RIYAAD CRUYWAGEN: A very good question. I think they are walking a tightrope, so to speak, because on the one hand, as you said, people are saying the rules are too onerous, and on the other hand they are a regulator and are trying to look after the interests of my and your money and the public’s money. But there is a backstop to all of these things which is quite helpful. If you think about the amendment to the ordinary course of business carve-out [10:28], which we spoke about earlier, you still have to go to the JSE and say, oh, this is in the ordinary course of business. You have to demonstrate it to them. They’re not just going to take your word for it. So there’s a little bit of a regulatory oversight there. It’s not like you can just do what you like.
For intra-group repurchases, the Companies Act, depending on whom you buying shares from and the percentage of shares that are actually being repurchased, that will require shareholders’ approval. The general authority to issue shares for cash with the related parties – I think that that is a helpful mechanism. Just generally, I think shareholders will be in favour of that.
But in the actual resolution where you ask shareholders to approve it – as I said earlier, you get these resolutions every year – you have to specifically say in the resolution that related parties will be able to participate. So at that point shareholders actually have a say. So it’s not every issuer who has a general authority will be able to enable its related parties to participate. Shareholders will have needed to have signed off.
So I must say I think that all of the amendments there or the proposals were well thought out, and there is a backstop. I don’t see much room for getting through the back door and trying to abuse the system with the way these things are turned.
I cringe each time that there are proposed amendments, because actually the JSE has said, look, we’re putting our best foot forward here. These are some of the proposals that we think would make the market’s life just a little bit easier. There’s a consultation process where everyone will respond and cry and say this is a potential loophole, or this isn’t that helpful, actually. Following that process, we’ll actually get proposed amendments. And I think from there we’ll consult again and eventually get to rules that we can all be happy with.
NOMPU SIZIBA: It does sound like quite a process that you’ve outlined for us, but when do you think these proposals would actually kick in? And do you think that they would be sufficient for companies to stay listed, as well as to entice new ones to come on board?
RIYAAD CRUYWAGEN: I can’t say how long it will take. This is a very new process from the JSE, to be honest. It’s sort of first putting their proposals out to the market. I think it will be some time before we actually see the amendments coming across.
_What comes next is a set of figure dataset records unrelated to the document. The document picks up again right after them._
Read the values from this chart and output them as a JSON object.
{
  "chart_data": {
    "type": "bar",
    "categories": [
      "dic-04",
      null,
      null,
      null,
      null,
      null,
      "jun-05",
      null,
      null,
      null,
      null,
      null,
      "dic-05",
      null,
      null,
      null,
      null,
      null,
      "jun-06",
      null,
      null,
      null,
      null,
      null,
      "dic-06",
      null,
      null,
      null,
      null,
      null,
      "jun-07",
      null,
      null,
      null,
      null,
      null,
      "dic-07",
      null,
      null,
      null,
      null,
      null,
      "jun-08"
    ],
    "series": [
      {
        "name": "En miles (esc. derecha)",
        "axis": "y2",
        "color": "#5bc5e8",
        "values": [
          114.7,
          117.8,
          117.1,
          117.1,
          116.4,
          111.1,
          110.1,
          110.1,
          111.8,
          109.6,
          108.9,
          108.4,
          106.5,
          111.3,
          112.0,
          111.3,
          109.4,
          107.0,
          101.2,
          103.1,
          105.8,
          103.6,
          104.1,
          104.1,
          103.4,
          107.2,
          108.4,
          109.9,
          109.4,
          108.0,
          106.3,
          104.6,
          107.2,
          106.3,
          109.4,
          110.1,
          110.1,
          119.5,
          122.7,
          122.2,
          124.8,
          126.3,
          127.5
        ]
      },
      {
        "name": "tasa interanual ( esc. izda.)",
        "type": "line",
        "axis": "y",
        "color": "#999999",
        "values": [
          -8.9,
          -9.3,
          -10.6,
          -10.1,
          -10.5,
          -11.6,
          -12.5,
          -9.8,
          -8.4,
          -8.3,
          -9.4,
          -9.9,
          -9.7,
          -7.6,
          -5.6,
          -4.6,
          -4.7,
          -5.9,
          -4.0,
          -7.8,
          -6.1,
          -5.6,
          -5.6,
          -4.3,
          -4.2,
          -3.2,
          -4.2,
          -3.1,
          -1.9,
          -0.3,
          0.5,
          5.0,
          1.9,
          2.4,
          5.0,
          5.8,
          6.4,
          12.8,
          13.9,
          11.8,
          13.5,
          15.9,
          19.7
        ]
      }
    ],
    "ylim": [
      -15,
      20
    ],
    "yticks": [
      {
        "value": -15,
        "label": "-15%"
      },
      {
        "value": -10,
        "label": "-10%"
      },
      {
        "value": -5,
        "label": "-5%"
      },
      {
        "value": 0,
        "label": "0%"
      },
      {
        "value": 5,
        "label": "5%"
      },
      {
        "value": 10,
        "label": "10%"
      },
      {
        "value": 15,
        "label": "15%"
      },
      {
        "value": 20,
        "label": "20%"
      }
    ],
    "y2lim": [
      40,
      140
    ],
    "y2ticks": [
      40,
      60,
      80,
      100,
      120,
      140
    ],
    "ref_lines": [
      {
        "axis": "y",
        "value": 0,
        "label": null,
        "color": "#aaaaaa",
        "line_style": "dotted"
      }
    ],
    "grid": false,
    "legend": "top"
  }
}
As for whether they can keep companies listed, I think it will help, certainly. For example, in the ordinary course of business, it really is a most interesting one to hear. I know of many issuers that really struggle because the way that you categorise transactions makes it very difficult for you sometimes to proceed and just do business in the ordinary course.
If the rules did not change, I would sit and maybe wonder whether this listing achieves everything that is such an impediment to our business. Something like that will go a long way to keeping people interested in remaining on that stage.
As for enticing new ones, I think time will tell. It’s one of those things where with Covid we are still trying to get the economy to revive, to try and list a company, and ongoing regulations ultimately add a massive cost to that. So I think that’s sort of a broader ‘where are we going with the economy’ question.
NOMPU SIZIBA: That was Riyaad Cruywagen, a partner at Webber Wentzel.